# Group-level comparison across confidence SNR

This notebook simulates 20 participants (100 trials each) across 5 levels of type-2 noise
(lower noise = higher confidence SNR) and compares four group-level approaches:

- MLE per-subject mean
- MLE pooled counts (per condition)
- Pooled Bayesian (per condition)
- Hierarchical Bayesian (rm1way, condition offsets)


In [1]:
import os
os.environ.setdefault("PYTENSOR_FLAGS", "compiledir=/tmp/pytensor")
os.environ.setdefault("MPLCONFIGDIR", "/tmp/matplotlib")

import numpy as np
import pandas as pd
import arviz as az
import matplotlib.pyplot as plt

from metadpy.utils import type2_SDT_simuation, ratings2df
from metadpy.mle import metad
from metadpy.bayesian import hmetad, hmetad_pooled


In [2]:
np.random.seed(123)

n_subjects = 20
n_trials = 100
n_ratings = 4
d = 1.0
c = 0.0

noise_levels = np.array([1.0, 0.8, 0.6, 0.4, 0.2])
snr_levels = 1.0 / noise_levels

num_samples = 400
num_chains = 2
tune = 400
target_accept = 0.9
random_seed = 123


In [3]:
n_levels = len(noise_levels)
nR_S1_all = np.zeros((n_subjects, n_levels, 2 * n_ratings))
nR_S2_all = np.zeros_like(nR_S1_all)
frames = []

for subj in range(n_subjects):
    for idx, noise in enumerate(noise_levels):
        nR_S1, nR_S2 = type2_SDT_simuation(
            d=d,
            noise=float(noise),
            c=c,
            nRatings=n_ratings,
            nTrials=n_trials,
        )
        nR_S1 = nR_S1.astype(int)
        nR_S2 = nR_S2.astype(int)
        nR_S1_all[subj, idx, :] = nR_S1
        nR_S2_all[subj, idx, :] = nR_S2
        df = ratings2df(nR_S1, nR_S2)
        df["Subject"] = subj
        df["Condition"] = snr_levels[idx]
        frames.append(df)

sim_df = pd.concat(frames, ignore_index=True)
sim_df.head()


In [4]:
mle_df = metad(
    data=sim_df,
    nRatings=n_ratings,
    stimuli="Stimuli",
    accuracy="Accuracy",
    confidence="Confidence",
    subject="Subject",
    within="Condition",
    padding=False,
    verbose=0,
)

mle_group = (
    mle_df.groupby("Condition")["m_ratio"]
    .agg(mean="mean", sem=lambda x: x.std(ddof=1) / np.sqrt(x.count()))
    .reset_index()
)
mle_group["lower"] = mle_group["mean"] - 1.96 * mle_group["sem"]
mle_group["upper"] = mle_group["mean"] + 1.96 * mle_group["sem"]
mle_group["method"] = "MLE (per-subject mean)"

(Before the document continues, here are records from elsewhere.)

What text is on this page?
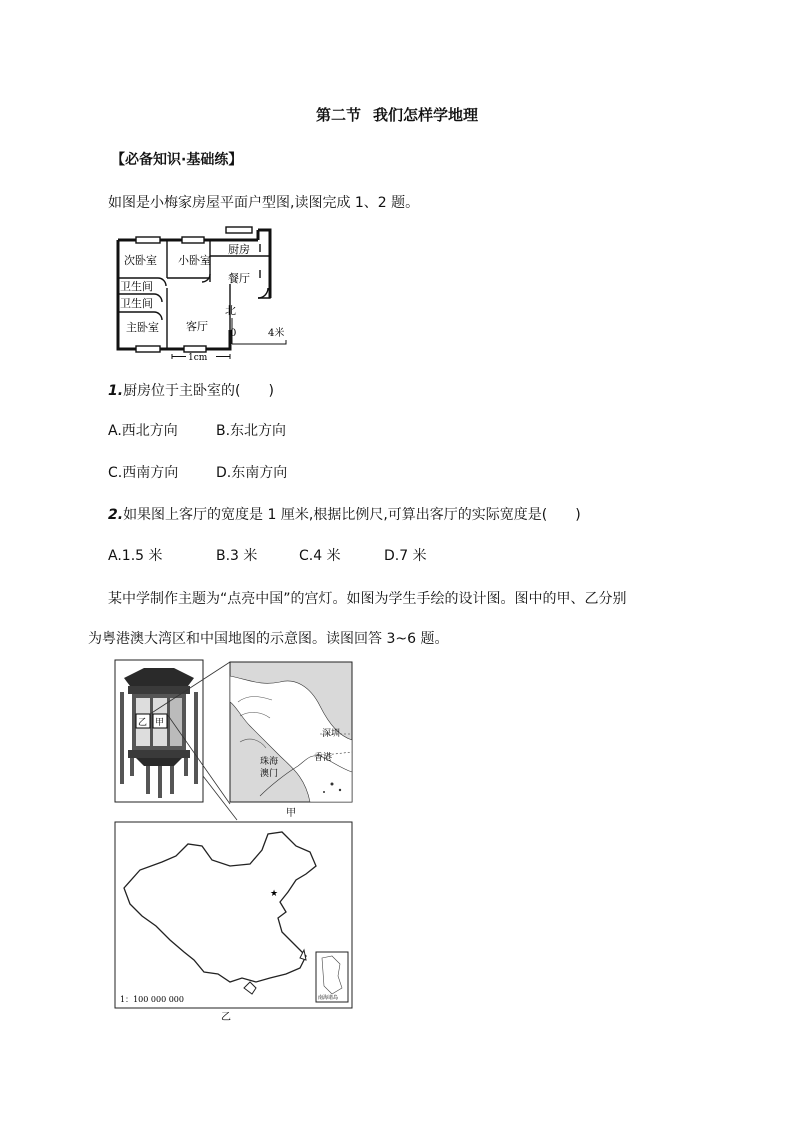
第二节 我们怎样学地理
【必备知识·基础练】
如图是小梅家房屋平面户型图,读图完成 1、2 题。
次卧室 小卧室
厨房
餐厅
卫生间
卫生间
主卧室 客厅
北
0	4米
1cm
1.厨房位于主卧室的(　　)
A.西北方向	B.东北方向
C.西南方向	D.东南方向
2.如果图上客厅的宽度是 1 厘米,根据比例尺,可算出客厅的实际宽度是(　　)
A.1.5 米	B.3 米	C.4 米	D.7 米
某中学制作主题为“点亮中国”的宫灯。如图为学生手绘的设计图。图中的甲、乙分别
为粤港澳大湾区和中国地图的示意图。读图回答 3~6 题。
乙 甲
深圳
珠海
澳门
香港
甲
★
南海诸岛
1：100 000 000
乙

  dx = [(x0[i] + h[i]) - x0[i] for i in range(n)]
  self.f = self.J.dot(self.x)
  results_df = pd.concat([results_df, results])
  dx = [(x0[i] + h[i]) - x0[i] for i in range(n)]
  self.f = self.J.dot(self.x)
  return ufunc.reduce(obj, axis, dtype, out, **passkwargs)
  c_ineq + s))
  return diag_elements*vec
  results_df = pd.concat([results_df, results])
  dx = [(x0[i] + h[i]) - x0[i] for i in range(n)]
  self.f = self.J.dot(self.x)
  return ufunc.reduce(obj, axis, dtype, out, **passkwargs)
  c_ineq + s))
  return diag_elements*vec
  results_df = pd.concat([results_df, results])
  dx = [(x0[i] + h[i]) - x0[i] for i in range(n)]
  self.f = self.J.dot(self.x)
  return ufunc.reduce(obj, axis, dtype, out, **passkwargs)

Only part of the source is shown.